Fewer people will meet her now. Rest, withdrawal, and slight diminishments are her future. After all, she is 95. More audiences on Zoom, which she won’t like. Back to her Tupperware packed lunches and jigsaw puzzles by the fire. No more gin in the evening, on doctors orders. Her troublesome children to worry about. And now a widow. Her vulnerability only underlining once again how central she remains to this nation.
But this vulnerability has long been a characteristic of her reign. Just 5ft 4, she walks among suited and uniformed men towering over her. The only Prime Minister to ever look her directly in the eye was Margaret Thatcher. She was just 25, little more than a girl, when she acceded to the throne, and 27 when the Archbishop of Canterbury placed the responsibility of the crown upon her head. 277 million people worldwide were gathered round their small black and white television sets.

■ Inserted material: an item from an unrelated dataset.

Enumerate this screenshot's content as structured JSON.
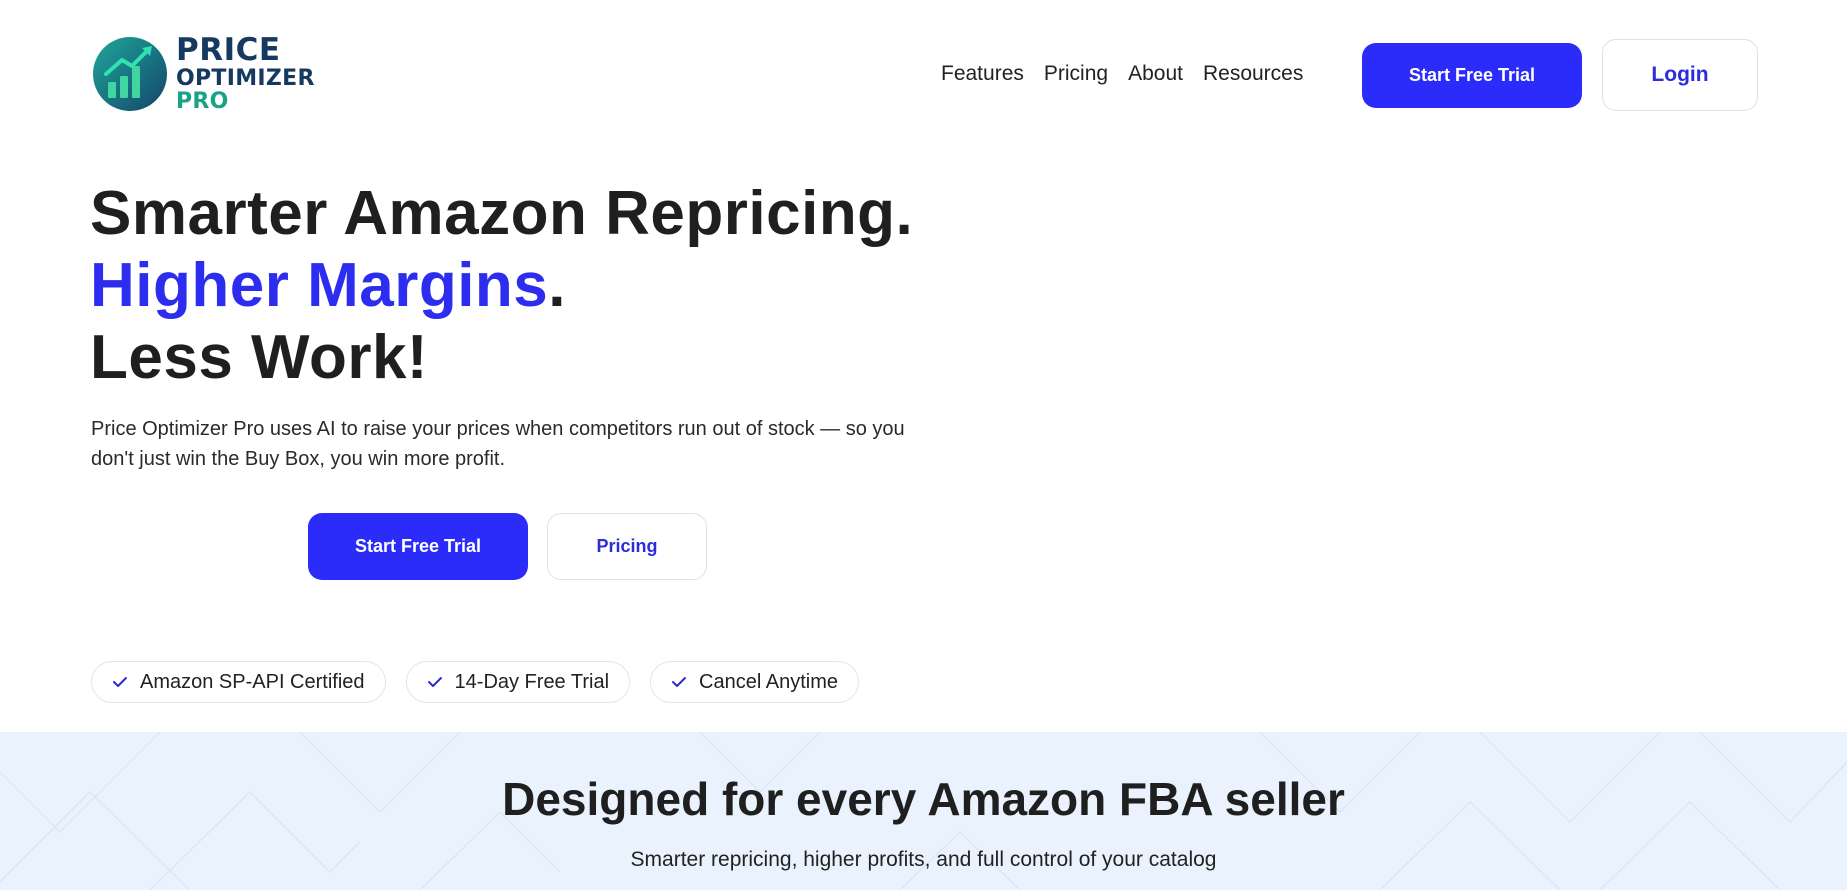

What they didn’t see was the central moment of the whole ceremony. Then the Queen was disrobed of her crimson cloak and her jewellery removed. Here she sat in a simple white dress on a wooden throne to be anointed by the Archbishop of Canterbury with holy oil, a mixture of ambergris, civet, orange flowers, roses, jasmine, cinnamon, musk and benzoin, ladled from a 12th century spoon. This is when the choir sings ‘Zadok the Priest’, its words extracted from the first Book of Kings, sung at every English coronation since 973 AD. These echoes of the Hebrew Bible are deliberate. She, like Solomon, was dedicated to God. Kings and Queens are supposed to be servants too. In Christian terms, like the servant king who emptied himself of power in order to achieve His most important work.
This bit was too raw for the cameras, the daylight of technology threatening to cheapen the magic of sanctity, to paraphrase Walter Bagehot. The monarchy, he wrote in The English Constitution, was the “dignified” branch of power. Romantic, awesome, sublime. The government was merely “efficient” — cabinet ministers and civil servants chewing pencils and pushing paper.